Tuesday, June 26, 2012

Ed Howard on The Desire to Win and Be the Best

Ed Howard in the spring of 1979 after winning the Graham Award as the team’s best defenseman, the Kraus Memorial Trophy as Hobart’s most outstanding senior athlete, and the Roger Frankel Award as the senior who contributed the most to the Hobart community during his undergraduate career. 

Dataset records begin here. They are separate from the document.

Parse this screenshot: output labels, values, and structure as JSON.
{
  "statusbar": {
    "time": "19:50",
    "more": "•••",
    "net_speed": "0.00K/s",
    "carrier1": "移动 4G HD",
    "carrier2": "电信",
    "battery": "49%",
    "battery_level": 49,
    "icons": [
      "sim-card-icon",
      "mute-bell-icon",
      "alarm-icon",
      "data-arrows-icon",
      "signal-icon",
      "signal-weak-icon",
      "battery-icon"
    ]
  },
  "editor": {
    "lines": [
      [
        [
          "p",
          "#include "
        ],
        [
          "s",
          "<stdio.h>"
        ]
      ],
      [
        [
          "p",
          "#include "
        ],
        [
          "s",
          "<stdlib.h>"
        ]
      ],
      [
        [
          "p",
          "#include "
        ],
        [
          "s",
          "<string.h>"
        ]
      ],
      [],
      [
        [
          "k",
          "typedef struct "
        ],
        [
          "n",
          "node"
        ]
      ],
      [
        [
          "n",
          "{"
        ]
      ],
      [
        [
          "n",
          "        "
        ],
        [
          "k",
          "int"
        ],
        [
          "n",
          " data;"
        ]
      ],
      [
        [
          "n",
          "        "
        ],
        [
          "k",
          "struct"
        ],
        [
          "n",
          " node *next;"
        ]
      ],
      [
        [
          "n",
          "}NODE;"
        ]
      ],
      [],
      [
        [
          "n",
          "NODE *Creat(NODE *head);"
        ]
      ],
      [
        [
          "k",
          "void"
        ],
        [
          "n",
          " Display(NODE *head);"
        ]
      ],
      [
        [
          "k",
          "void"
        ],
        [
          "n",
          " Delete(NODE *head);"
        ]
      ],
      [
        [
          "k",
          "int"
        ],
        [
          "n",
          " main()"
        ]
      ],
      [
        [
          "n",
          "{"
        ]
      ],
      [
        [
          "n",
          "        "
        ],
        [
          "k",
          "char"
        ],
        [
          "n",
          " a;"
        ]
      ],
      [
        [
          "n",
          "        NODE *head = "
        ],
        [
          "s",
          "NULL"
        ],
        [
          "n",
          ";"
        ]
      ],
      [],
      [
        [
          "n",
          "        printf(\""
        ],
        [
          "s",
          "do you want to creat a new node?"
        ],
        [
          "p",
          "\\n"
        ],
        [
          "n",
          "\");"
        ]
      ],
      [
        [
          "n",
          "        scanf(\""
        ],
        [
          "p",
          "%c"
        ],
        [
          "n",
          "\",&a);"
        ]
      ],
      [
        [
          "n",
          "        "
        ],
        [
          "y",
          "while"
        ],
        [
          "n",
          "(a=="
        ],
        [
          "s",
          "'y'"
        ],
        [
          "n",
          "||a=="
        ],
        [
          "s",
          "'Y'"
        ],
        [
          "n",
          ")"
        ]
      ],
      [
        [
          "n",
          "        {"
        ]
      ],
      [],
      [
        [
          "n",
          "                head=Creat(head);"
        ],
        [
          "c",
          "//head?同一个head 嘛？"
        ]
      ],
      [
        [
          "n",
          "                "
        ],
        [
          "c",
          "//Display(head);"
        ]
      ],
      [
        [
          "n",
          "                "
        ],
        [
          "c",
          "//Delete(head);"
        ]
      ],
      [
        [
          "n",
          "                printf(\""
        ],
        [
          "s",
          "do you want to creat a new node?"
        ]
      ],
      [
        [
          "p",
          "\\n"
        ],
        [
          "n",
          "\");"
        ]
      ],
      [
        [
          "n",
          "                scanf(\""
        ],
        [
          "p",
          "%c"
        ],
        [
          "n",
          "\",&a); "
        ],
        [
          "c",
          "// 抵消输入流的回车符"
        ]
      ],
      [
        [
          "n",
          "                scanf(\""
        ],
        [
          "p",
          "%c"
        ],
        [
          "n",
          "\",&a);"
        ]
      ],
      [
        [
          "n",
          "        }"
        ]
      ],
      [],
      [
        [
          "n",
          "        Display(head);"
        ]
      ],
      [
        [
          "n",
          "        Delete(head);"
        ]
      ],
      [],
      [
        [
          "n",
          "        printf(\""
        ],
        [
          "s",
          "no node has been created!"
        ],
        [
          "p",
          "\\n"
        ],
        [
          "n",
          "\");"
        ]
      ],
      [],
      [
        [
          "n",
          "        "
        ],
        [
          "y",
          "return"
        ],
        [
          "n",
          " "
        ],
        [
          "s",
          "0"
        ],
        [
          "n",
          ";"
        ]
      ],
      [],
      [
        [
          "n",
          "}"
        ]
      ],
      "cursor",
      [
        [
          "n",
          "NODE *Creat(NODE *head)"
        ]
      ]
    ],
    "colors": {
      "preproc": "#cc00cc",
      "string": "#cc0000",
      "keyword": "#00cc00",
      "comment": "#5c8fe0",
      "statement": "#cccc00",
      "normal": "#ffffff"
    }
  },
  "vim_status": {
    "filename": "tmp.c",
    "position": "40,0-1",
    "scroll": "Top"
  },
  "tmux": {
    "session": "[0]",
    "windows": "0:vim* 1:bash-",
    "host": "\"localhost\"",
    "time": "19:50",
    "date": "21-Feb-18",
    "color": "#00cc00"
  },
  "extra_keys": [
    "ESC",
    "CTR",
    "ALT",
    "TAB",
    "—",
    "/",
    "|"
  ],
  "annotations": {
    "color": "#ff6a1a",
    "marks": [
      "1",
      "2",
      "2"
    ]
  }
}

Ed Howard earned second team All Americans his junior year at Hobart College and he was named a co-team captain and first team All American his senior year. As the caption above shows, Ed also received a plethora of honors at Hobart's 1979 sports banquet. “Ed was one of those student athletes who made you look like you knew what you were doing, says Dave Urick, the Head Lacrosse Coach at Georgetown University and Ed’s defensive Coach at Hobart. “In junior high school I lived to go to the Hobart practices every day after school,” says University of Virginia Associate Head Lacrosse Coach Marc Van Arsdale. “Guys like Ed Howard were my heroes. Ed was one of the guys who always took time to talk to me in the locker room before or after practice. He wasn't boisterous, but he was always friendly and thoughtful in his dealings with a 13 year old kid hanging around a team of college men.” Van Arsdale, insists, “my experiences as a ball boy . . . probably had a great deal to do with my decision to enter the coaching profession. Similarly, after a Hobart Mt Washington Lacrosse Club down in Baltimore as part of his last spring spent in the south as a collegiate athlete. A guy from Morgan State University (a historically black college and University) came up to him and said, “man you have no idea what that poster of you means to so of us down here, so many [African American lacrosse players] have one,” the guy said. Like Navy’s Syd Abernethy, Ed has no stories of throngs of black kids swarming after games seeking his autograph. But he knew folks were watching him and as a result, he says, I “tried to represent Hobart College the best I could, that’s all.” He adds, “I had an insatiable desire to win and to be the absolute best I could be,” and that’s what Ed focused on not on being any bodies role model as Charles Barkley would say. Both Ed and Syd Abernethy had no idea the impact their careers had on me as an African American adolescent just starting to play lacrosse. Marc Van Arsdale argues that “Maybe it was part of Ed's legacy that in 1987 the Hobart team had 2 African American Captains—Tim Clark (Henniger) and Ray “Tiny” Crawford (Manhasset).